4: Dallas’ rank for red zone conversions — Speaking of the red zone, the Cowboys offense has the fourth-highest red zone conversion rate in the NFL at 63.3 percent. When Dallas gets inside the 20-yard line, they will need to capitalize on all of their opportunities given the Seahawks defense has the eighth-lowest red zone conversion rate at 48.7 percent. If the Cowboys can’t get Russell Wilson off his game, then their only other hope is to keep up with him or outpace him, and red zone efficiency will be key.

 

3: DeMarcus Lawrence’s rank for sacks in the NFL — The once-top pass rusher in terms of sacks has now fallen to third in the NFL with 13.5. He can still be a big factor in Sunday’s game, and will need to be one with the absence of defensive lineman David Irving (concussion).
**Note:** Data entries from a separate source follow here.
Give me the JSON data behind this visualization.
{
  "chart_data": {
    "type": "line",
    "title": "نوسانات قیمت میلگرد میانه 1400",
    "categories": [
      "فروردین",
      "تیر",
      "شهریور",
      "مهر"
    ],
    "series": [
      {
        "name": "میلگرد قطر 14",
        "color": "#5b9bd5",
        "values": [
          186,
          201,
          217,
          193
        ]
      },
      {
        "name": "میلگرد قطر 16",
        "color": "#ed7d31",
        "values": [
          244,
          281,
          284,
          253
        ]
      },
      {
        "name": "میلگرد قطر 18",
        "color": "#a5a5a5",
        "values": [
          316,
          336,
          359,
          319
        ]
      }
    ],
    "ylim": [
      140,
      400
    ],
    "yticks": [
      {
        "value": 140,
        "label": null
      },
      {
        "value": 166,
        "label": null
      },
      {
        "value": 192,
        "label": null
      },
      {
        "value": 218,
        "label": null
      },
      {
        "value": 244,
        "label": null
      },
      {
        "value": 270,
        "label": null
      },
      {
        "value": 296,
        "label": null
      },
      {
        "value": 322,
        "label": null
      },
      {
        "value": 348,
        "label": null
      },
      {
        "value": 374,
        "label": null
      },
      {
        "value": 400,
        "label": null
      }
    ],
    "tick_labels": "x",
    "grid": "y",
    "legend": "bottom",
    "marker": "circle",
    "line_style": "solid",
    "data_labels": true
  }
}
No doubt Lawrence will do his part to disrupt Russell Wilson and keep him scrambling, but Lawrence’s friends on the back end will need to be ready to cover for eternity as the undersized field general loads up to make the big throw.

 

2: Russell Wilson’s rank for passing touchdowns — Wilson has thrown 30 touchdowns in 2017, the second-most in the NFL behind Philadelphia’s Carson Wentz. The 30 scoring throws are already third-best in Seahawks single-season annals and four away from tying the top spot of 34, also set by Wilson back in 2015. Factor in Wilson also has three of the Seahawks’ four rushing touchdowns, and it is evident he is their most valuable player. Seattle may be on a two-game losing streak, but Wilson will no doubt shoulder the team and try to carry them to victory.

 

1: Ezekiel Elliott’s rank for most rushing yards per game — The second-year running back averages 97.9 rushing yards per game, the absolute most in the NFL. Not only are his rushing yards per game the most in the league, Elliott’s attempts per game are the most in the NFL with 23.9 per game. The Cowboys have gone an even 3-3 without Elliott in the lineup, but the road to a perfect 2-0 in the final stretch will have to involve saddling up the fresh-legged runner straight out of Cabo.